Comments: Although George Sterling was not from San Francisco, originally, once he visited the city, he remained there, it became his home, away from home one might say. A poet he was, to his dying day, even though he wrote other things, plays, and etcetera.

It would seem, there was this special group of poets and writers), in California around the turn of the century (1900), many commited sucide like George Sterling would (1926), and his wife did previous to his death, and Nora May French (1881-1907), a young poet of 26+ who for her own reasons commitded sucide in Carmel (at Sterlings home); Ms Austin thought both George and Nora were outstanding poets, as also she thought Jack London(who drank himself to death at age 40) was outstanding in his field. Nora wrote well, and I quote: "...all sensible people will be damned." Sometimes I think she is wrote, I've known people who write, who fit the discription quite well.

#1339 5/4/06

“The Step Ladder”

George Sterling died in 1926, in 1927, “The Step Ladder,” a Monthly Journal, offered what was known as “The George Sterling Memorial Prize” $100-dollars to the best poem published in its pages during the year 1927. In the issue Volume XIII, for the first time in this book journal [magazine] Clark Ashton Smith’s poetry was published, by the efforts of George Sterling. Also, in this issue or journal, Helene Margaret wrote a poem offered up to Mr. Sterling:

Is this your message? You who bore the light
And gathered rhythm from the symphonies
Of earth, who ravelled colors from the breeze
And wove them into shadows of the night?
Your sense of darkness should have been but slight,
For you found pulsing life in all of these,
More opalescent than the changing seas,
More lyrical than swallows in their flight.

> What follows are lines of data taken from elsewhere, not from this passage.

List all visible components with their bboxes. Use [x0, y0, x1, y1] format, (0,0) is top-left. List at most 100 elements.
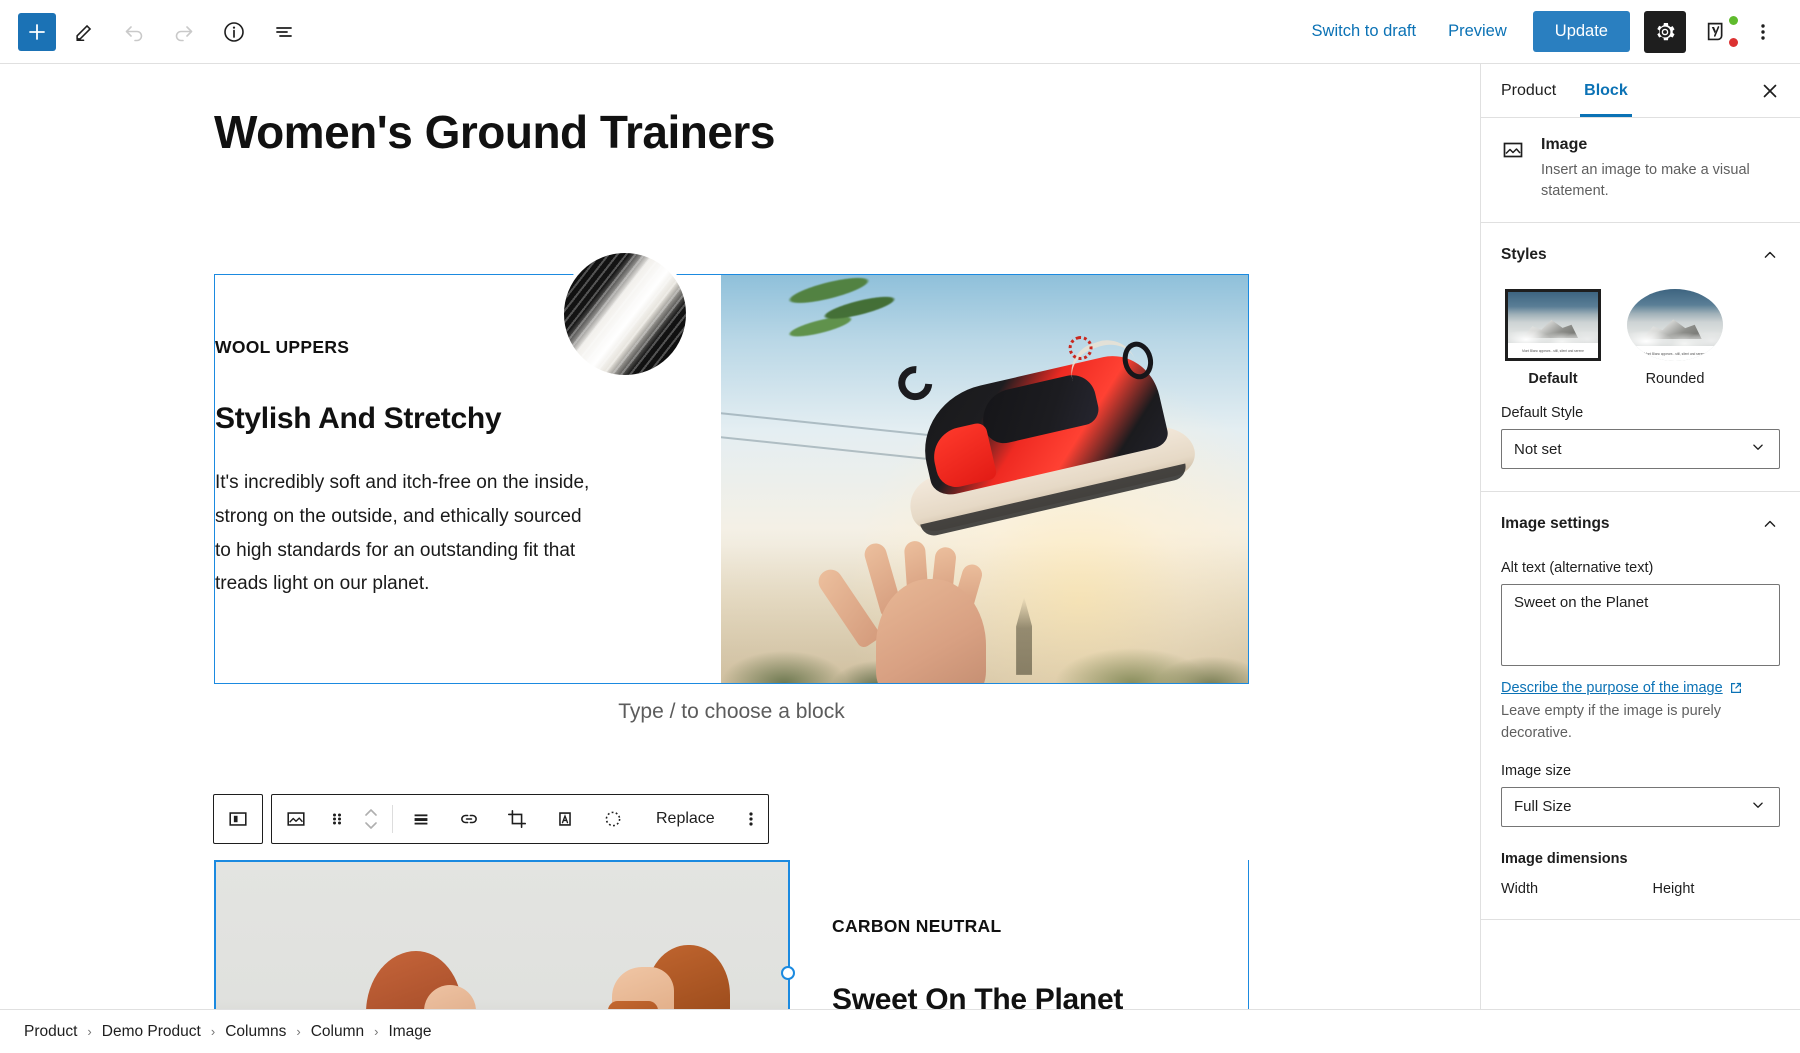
editor-body: Women's Ground Trainers WOOL UPPERS Styl…: [0, 64, 1800, 1009]
breadcrumb-separator: ›: [210, 1024, 216, 1039]
wordpress-block-editor: Switch to draft Preview Update Women's G…: [0, 0, 1800, 1053]
block-more-options-icon[interactable]: [734, 795, 768, 843]
alt-text-field[interactable]: Sweet on the Planet: [1501, 584, 1780, 667]
update-button[interactable]: Update: [1532, 11, 1630, 52]
block-outline-edge: [1248, 860, 1249, 1009]
sneaker-heel-loop: [891, 359, 940, 408]
top-bar-left-tools: [18, 10, 306, 54]
undo-icon[interactable]: [112, 10, 156, 54]
more-options-ellipsis-icon[interactable]: [1744, 11, 1782, 53]
editor-canvas[interactable]: Women's Ground Trainers WOOL UPPERS Styl…: [0, 64, 1480, 1009]
toolbar-separator: [392, 805, 393, 833]
tools-pencil-icon[interactable]: [62, 10, 106, 54]
default-style-select[interactable]: Not set: [1501, 429, 1780, 470]
close-sidebar-icon[interactable]: [1746, 64, 1794, 117]
palm-frond: [752, 275, 944, 372]
breadcrumb-item-columns[interactable]: Columns: [225, 1023, 286, 1041]
column-heading[interactable]: Stylish And Stretchy: [215, 402, 685, 436]
page-title[interactable]: Women's Ground Trainers: [214, 106, 1480, 159]
selected-image-block[interactable]: [214, 860, 795, 1009]
redo-icon[interactable]: [162, 10, 206, 54]
breadcrumb-item-product[interactable]: Product: [24, 1023, 77, 1041]
column-paragraph[interactable]: It's incredibly soft and itch-free on th…: [215, 466, 595, 601]
breadcrumb-separator: ›: [296, 1024, 301, 1039]
eyebrow-text: CARBON NEUTRAL: [832, 916, 1002, 936]
align-icon[interactable]: [397, 795, 445, 843]
wool-closeup-circle-image[interactable]: [560, 249, 690, 379]
style-label-default: Default: [1528, 371, 1578, 388]
chevron-up-icon: [1764, 520, 1776, 527]
move-up-down-icon[interactable]: [354, 795, 388, 843]
image-settings-header[interactable]: Image settings: [1501, 508, 1780, 542]
style-options: Mont Blanc appears - still, silent and s…: [1501, 289, 1780, 387]
woman-figure: [366, 943, 536, 1009]
columns-block[interactable]: WOOL UPPERS Stylish And Stretchy It's in…: [214, 274, 1249, 684]
bottom-columns-block[interactable]: CARBON NEUTRAL Sweet On The Planet: [214, 860, 1249, 1009]
add-text-over-image-icon[interactable]: [541, 795, 589, 843]
yoast-seo-dot: [1729, 37, 1738, 47]
chevron-up-icon: [1764, 251, 1776, 258]
styles-panel-header[interactable]: Styles: [1501, 239, 1780, 273]
image-settings-panel: Image settings Alt text (alternative tex…: [1481, 492, 1800, 920]
style-label-rounded: Rounded: [1645, 371, 1705, 388]
alt-text-label: Alt text (alternative text): [1501, 560, 1654, 577]
block-type-image-icon[interactable]: [272, 795, 320, 843]
width-label: Width: [1501, 880, 1539, 897]
image-dimensions-row: Width Height: [1501, 881, 1780, 897]
column-heading[interactable]: Sweet On The Planet: [832, 983, 1249, 1009]
image-size-select[interactable]: Full Size: [1501, 786, 1780, 827]
settings-sidebar: Product Block Image Insert an image to m…: [1480, 64, 1800, 1009]
add-block-button[interactable]: [18, 12, 56, 51]
breadcrumb-separator: ›: [374, 1024, 379, 1039]
style-preview-rounded: Mont Blanc appears - still, silent and s…: [1627, 289, 1723, 362]
crop-icon[interactable]: [493, 795, 541, 843]
yoast-seo-icon[interactable]: [1696, 11, 1738, 53]
style-preview-default: Mont Blanc appears - still, silent and s…: [1505, 289, 1601, 362]
block-toolbar[interactable]: Replace: [213, 794, 769, 844]
describe-image-link[interactable]: Describe the purpose of the image: [1501, 680, 1743, 696]
style-preview-caption: Mont Blanc appears - still, silent and s…: [1627, 346, 1723, 362]
styles-panel-title: Styles: [1501, 246, 1547, 264]
block-card: Image Insert an image to make a visual s…: [1481, 118, 1800, 224]
describe-image-link-label: Describe the purpose of the image: [1501, 680, 1723, 697]
empty-block-placeholder[interactable]: Type / to choose a block: [214, 700, 1249, 724]
chevron-down-icon: [1749, 438, 1767, 460]
image-size-value: Full Size: [1514, 798, 1572, 816]
chevron-down-icon: [1749, 796, 1767, 818]
breadcrumb-item-demo-product[interactable]: Demo Product: [102, 1023, 201, 1041]
tab-block[interactable]: Block: [1570, 64, 1642, 117]
sidebar-tabs: Product Block: [1481, 64, 1800, 118]
default-style-label: Default Style: [1501, 405, 1584, 422]
style-option-default[interactable]: Mont Blanc appears - still, silent and s…: [1505, 289, 1601, 387]
select-parent-columns-icon[interactable]: [214, 795, 262, 843]
reaching-hand: [813, 507, 1018, 683]
default-style-value: Not set: [1514, 440, 1562, 458]
styles-panel: Styles Mont Blanc appears - still, silen…: [1481, 223, 1800, 493]
settings-gear-icon[interactable]: [1644, 10, 1686, 53]
drag-handle-icon[interactable]: [320, 795, 354, 843]
parent-block-group: [213, 794, 263, 844]
list-view-icon[interactable]: [262, 10, 306, 54]
tab-product[interactable]: Product: [1487, 64, 1570, 117]
block-card-description: Insert an image to make a visual stateme…: [1541, 162, 1750, 200]
duotone-filter-icon[interactable]: [589, 795, 637, 843]
link-icon[interactable]: [445, 795, 493, 843]
alt-text-help: Leave empty if the image is purely decor…: [1501, 703, 1722, 741]
breadcrumb-separator: ›: [87, 1024, 92, 1039]
bottom-column-text[interactable]: CARBON NEUTRAL Sweet On The Planet: [790, 860, 1249, 1009]
block-card-title: Image: [1541, 136, 1588, 153]
switch-to-draft-button[interactable]: Switch to draft: [1298, 14, 1431, 49]
column-hero-image[interactable]: [721, 275, 1248, 683]
breadcrumb: Product › Demo Product › Columns › Colum…: [0, 1009, 1800, 1053]
breadcrumb-item-image[interactable]: Image: [388, 1023, 431, 1041]
top-bar-right-actions: Switch to draft Preview Update: [1298, 10, 1782, 53]
details-info-icon[interactable]: [212, 10, 256, 54]
image-icon: [1501, 138, 1527, 202]
block-tools-group: Replace: [271, 794, 769, 844]
style-option-rounded[interactable]: Mont Blanc appears - still, silent and s…: [1627, 289, 1723, 387]
hero-sneaker-photo: [721, 275, 1248, 683]
man-beard: [608, 1001, 658, 1009]
preview-button[interactable]: Preview: [1434, 14, 1521, 49]
replace-button[interactable]: Replace: [638, 810, 733, 828]
breadcrumb-item-column[interactable]: Column: [311, 1023, 364, 1041]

And yet, the shadows of your life grew thick,
And fell like shrouds of dusk upon our thought,
Until your sensate soul was madly sick
Of life and all the strangling gloom it brought.
And though you’ve passed, the wondrous argosies
Your fancy formed shall sail the centuries.

It might be noteworthy here to mention: in the summer of 1926, George Sterling got Clark Ashton Smith’s poetry published in Braithwaite’s 1926, Anthology, where Sterling had nice compliments to say about CAS. At this time Smith lived in Auburn, California. The selections the Step Ladder put into its magazine, were taken from Smith's books: “Ebony and Crystal,” and “Sandalwood.” Such poems like: The Barrier, Query, Deleted Love, The Crucifixion of Eros, Quest, A fragment, Love is not Yours, Love is not Mine, The Love Potion, Maya, Beauty Implacable, Ave Atque V Ale, Incognita, Semper Eadem, and several more.